Note, if making your own flares for the brake and clutch line, do spend the extra dollars and buy a proper flaring tool if you can. I bought the K Took 70081 which is a fairly expensive kit, but it has worked very well for me.

Hi Matt. I also have a wide body " Wyer flare" GT40 from Chris. I started my build late 2020 and 70% done. I ran my clutch and brake lines inside the tunnel like what you did. I can only insulate one coolant tube and brake/clutch lines due to space limitation inside the tunnel. Good luck with your build. Chris is an amazing guy. I am glad I bought his kit. Im already 2 years out and he still answers my questions super fast.
 
Hi Matt. I also have a wide body " Wyer flare" GT40 from Chris. I started my build late 2020 and 70% done. I ran my clutch and brake lines inside the tunnel like what you did. I can only insulate one coolant tube and brake/clutch lines due to space limitation inside the tunnel. Good luck with your build. Chris is an amazing guy. I am glad I bought his kit. Im already 2 years out and he still answers my questions super fast.

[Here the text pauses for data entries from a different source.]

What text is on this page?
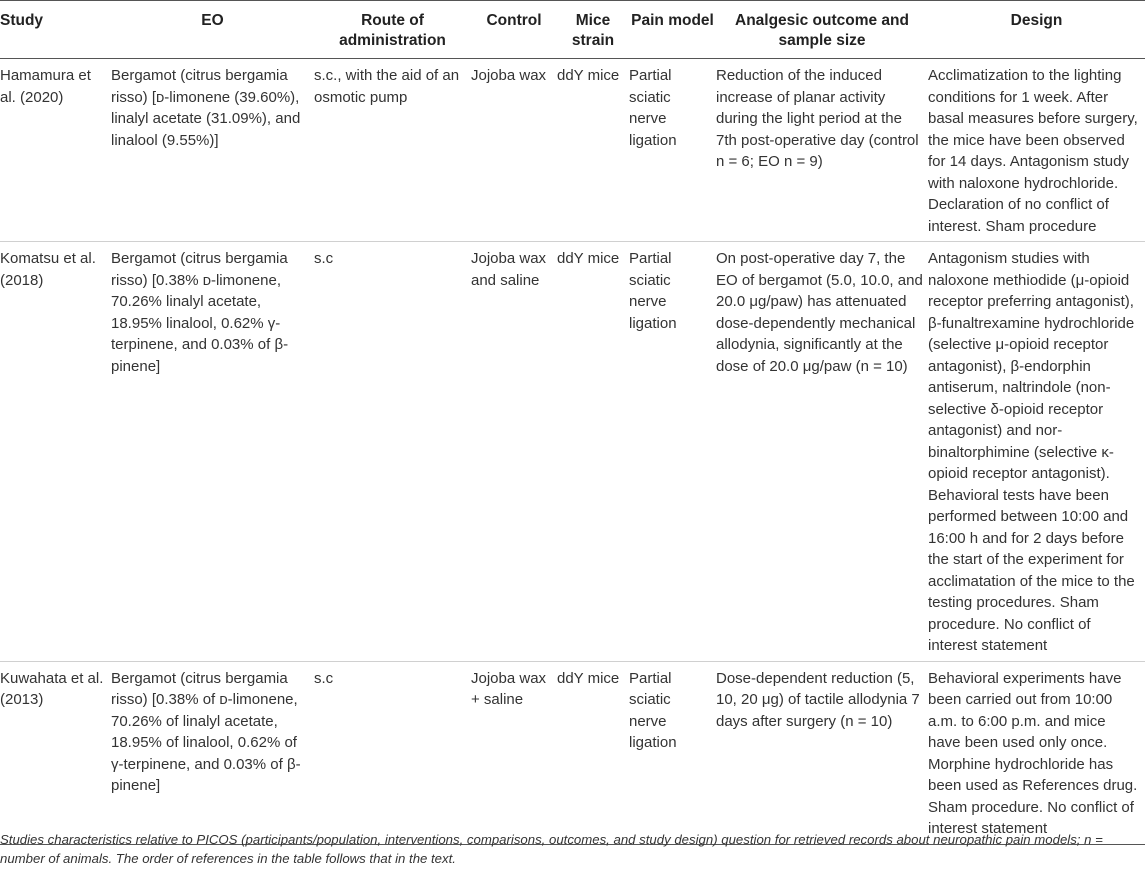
Study	EO	Route of administration	Control	Mice strain	Pain model	Analgesic outcome and sample size	Design
Hamamura et al. (2020)	Bergamot (citrus bergamia risso) [ᴅ-limonene (39.60%), linalyl acetate (31.09%), and linalool (9.55%)]	s.c., with the aid of an osmotic pump	Jojoba wax	ddY mice	Partial sciatic nerve ligation	Reduction of the induced increase of planar activity during the light period at the 7th post-operative day (control n = 6; EO n = 9)	Acclimatization to the lighting conditions for 1 week. After basal measures before surgery, the mice have been observed for 14 days. Antagonism study with naloxone hydrochloride. Declaration of no conflict of interest. Sham procedure
Komatsu et al. (2018)	Bergamot (citrus bergamia risso) [0.38% ᴅ-limonene, 70.26% linalyl acetate, 18.95% linalool, 0.62% γ-terpinene, and 0.03% of β-pinene]	s.c	Jojoba wax and saline	ddY mice	Partial sciatic nerve ligation	On post-operative day 7, the EO of bergamot (5.0, 10.0, and 20.0 μg/paw) has attenuated dose-dependently mechanical allodynia, significantly at the dose of 20.0 μg/paw (n = 10)	Antagonism studies with naloxone methiodide (μ-opioid receptor preferring antagonist), β-funaltrexamine hydrochloride (selective μ-opioid receptor antagonist), β-endorphin antiserum, naltrindole (non-selective δ-opioid receptor antagonist) and nor-binaltorphimine (selective κ-opioid receptor antagonist). Behavioral tests have been performed between 10:00 and 16:00 h and for 2 days before the start of the experiment for acclimatation of the mice to the testing procedures. Sham procedure. No conflict of interest statement
Kuwahata et al. (2013)	Bergamot (citrus bergamia risso) [0.38% of ᴅ-limonene, 70.26% of linalyl acetate, 18.95% of linalool, 0.62% of γ-terpinene, and 0.03% of β-pinene]	s.c	Jojoba wax + saline	ddY mice	Partial sciatic nerve ligation	Dose-dependent reduction (5, 10, 20 μg) of tactile allodynia 7 days after surgery (n = 10)	Behavioral experiments have been carried out from 10:00 a.m. to 6:00 p.m. and mice have been used only once. Morphine hydrochloride has been used as References drug. Sham procedure. No conflict of interest statement
Studies characteristics relative to PICOS (participants/population, interventions, comparisons, outcomes, and study design) question for retrieved records about neuropathic pain models; n = number of animals. The order of references in the table follows that in the text.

Thanks, Sammy. Yeah, it's pretty tight in there. I figured the water temp running through the coolant tubes would rarely get above 200 (and hopefully stay at around 185), so the ambient temperature should be less than that, and shouldn't affect the brake/clutch fluid in any adverse way. I haven't yet settled on the insulation media yet, but maybe fiberglass wrap (the same stuff you'd use on exhaust headers), or some sort of insulating spray.

What did you use to insulate one of the aluminum coolant tubes?
 
with the coolant tubes,brake line and clutch all in that lil tunnel there is going to be alot of heat added to brakes & clutch lines. I could be wrong just a thought lol. Coolant tubes are deff going to need some type of wrap on them
 
There is no harm in the brake fluid being 200 degrees. I wouldn't want the A/C low pressure line getting heated to 200 degrees ahead of the compressor.

I'll be insulating to not have the tunnel hot.